Employees’ Rights in Case of a Transfer of Undertaking

Employers cannot defeat legitimate bargaining rights held by a union either by organising their affairs in an attempt to change their legal identity or by selling the affected business to a third party (whether or not that third party has any relationship with the vendor). Labour boards take a wide, remedial approach in these circumstances insofar as their primary objective is to preserve acquired bargaining rights. As such, two or more legally distinguishable entities may be considered to be one employer for labour relations purposes and bind a third party to a pre-existing collective bargaining relationship.

Also, a purchaser may be bound to the collective bargaining relationship of the vendor. The term “sale” and related terms are given an expansive interpretation, so that various kinds of commercial transactions that transfer control of the core of a business as a going concern may be captured in such a way that bargaining rights continue to attach to the transferred business.

Similar considerations apply under provincial employment standards legislation, which generally contain a “deemed continuity” provision. Therefore, where a purchaser retains or hires the employees of a vendor company, the service of those employees may be deemed to be continuous for the purpose of calculating notice and severance, as well as other benefits linked to length of service under the applicable legislation.

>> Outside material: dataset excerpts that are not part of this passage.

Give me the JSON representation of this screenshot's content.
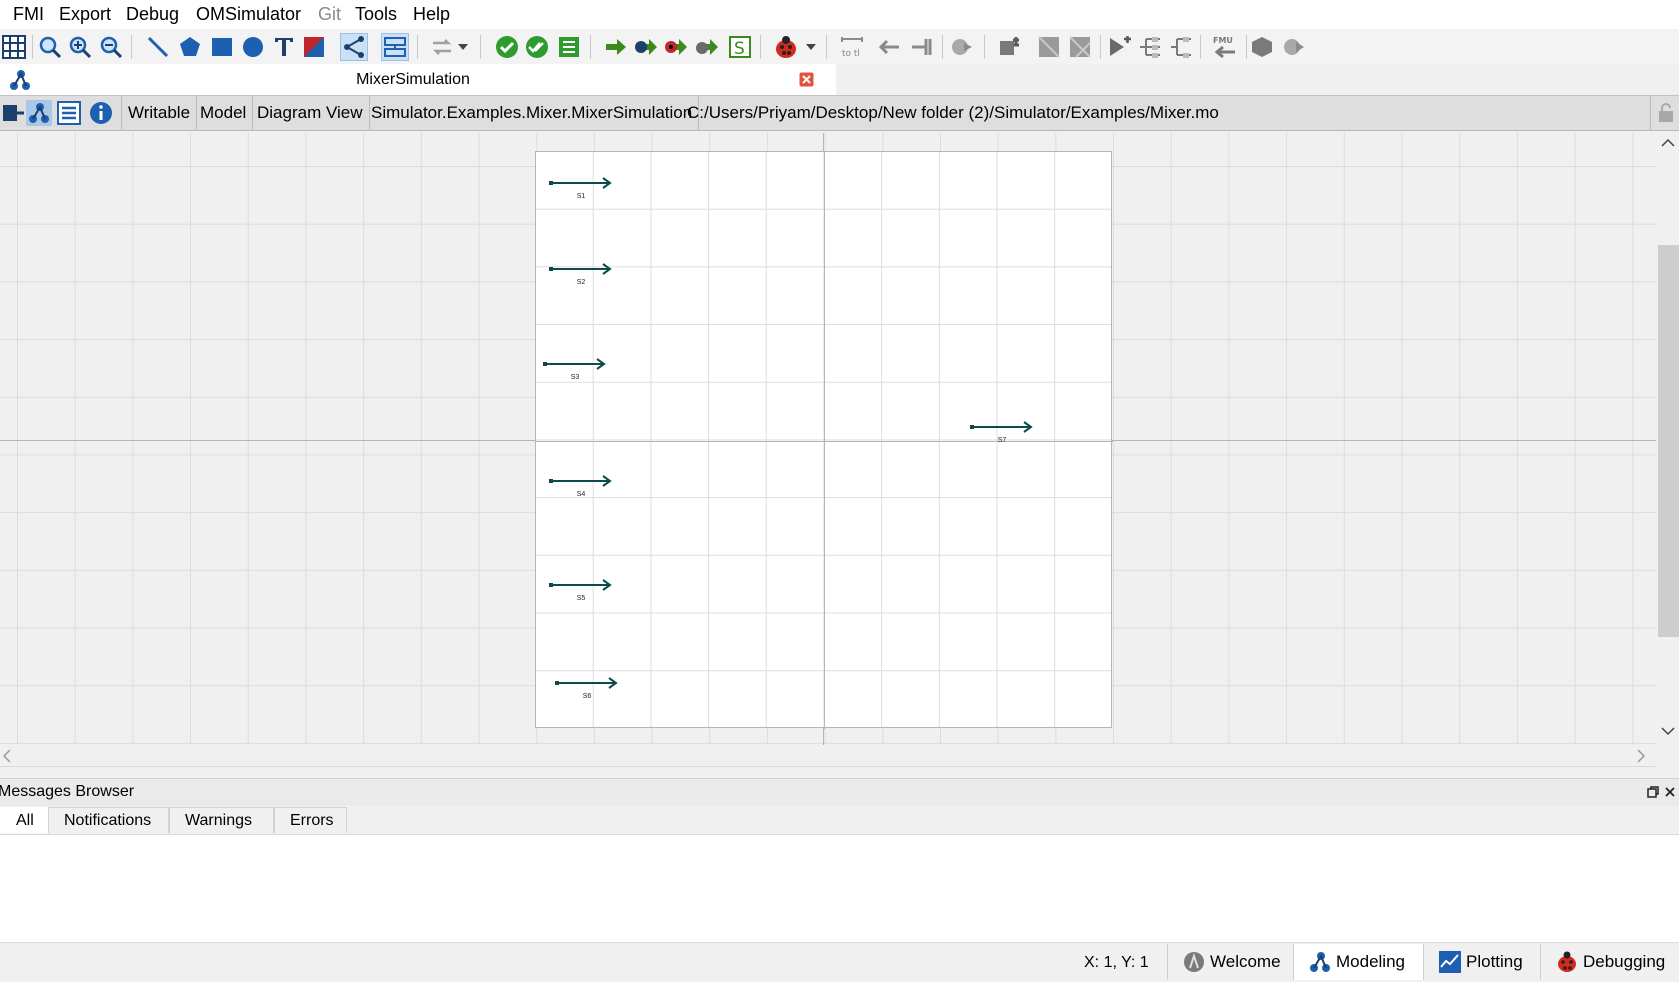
{
  "menu": [
    "FMI",
    "Export",
    "Debug",
    "OMSimulator",
    "Git",
    "Tools",
    "Help"
  ],
  "document": {
    "title": "MixerSimulation"
  },
  "infobar": {
    "access": "Writable",
    "restriction": "Model",
    "view": "Diagram View",
    "class_name": "Simulator.Examples.Mixer.MixerSimulation",
    "file_path": "C:/Users/Priyam/Desktop/New folder (2)/Simulator/Examples/Mixer.mo"
  },
  "diagram": {
    "components": [
      {
        "id": "s1",
        "label": "S1"
      },
      {
        "id": "s2",
        "label": "S2"
      },
      {
        "id": "s3",
        "label": "S3"
      },
      {
        "id": "s4",
        "label": "S4"
      },
      {
        "id": "s5",
        "label": "S5"
      },
      {
        "id": "s6",
        "label": "S6"
      },
      {
        "id": "s7",
        "label": "S7"
      }
    ]
  },
  "messages": {
    "title": "Messages Browser",
    "tabs": [
      "All",
      "Notifications",
      "Warnings",
      "Errors"
    ],
    "active_tab": "All"
  },
  "statusbar": {
    "coordinates": "X: 1, Y: 1",
    "perspectives": [
      "Welcome",
      "Modeling",
      "Plotting",
      "Debugging"
    ],
    "active_perspective": "Modeling"
  },
  "colors": {
    "arrow": "#0d4a4a",
    "active_bg": "#cce0f5"
  }
}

As noted above, employees of the vendor who are not employed by the purchaser are entitled to, at minimum, notice of termination under the applicable employment standards legislation. However, if the employee is offered employment by the purchaser, employment will be deemed to be continuous for the purposes of employment standards legislation. Therefore, employees will be given credit for their past service, which may impact on their entitlements upon termination, which generally increase according to an employee’s length of service. In some cases, employment standards legislation may contain “deemed continuity” provisions where a building service provider takes over from another.

Requirements for Predecessor and Successor Parties

The liabilities of the vendor and purchaser depend on whether the transaction was a share purchase or an asset purchase. In a share purchase, the legal identity of the employer does not change, so there will be no change in the obligations and liabilities attached to the business. The purchaser will therefore acquire all obligations owed to employees, unless the parties have agreed otherwise under the agreement of purchase and sale.

In an asset purchase, the legal identity of the employer changes, such that the employment relationship will be severed. The vendor employer will be liable for any notice of termination payable to severed employees. However, if an employee of the vendor is employed by the purchaser, his or her employment will be deemed to be continuous for the purposes of employment standards legislation in most provinces.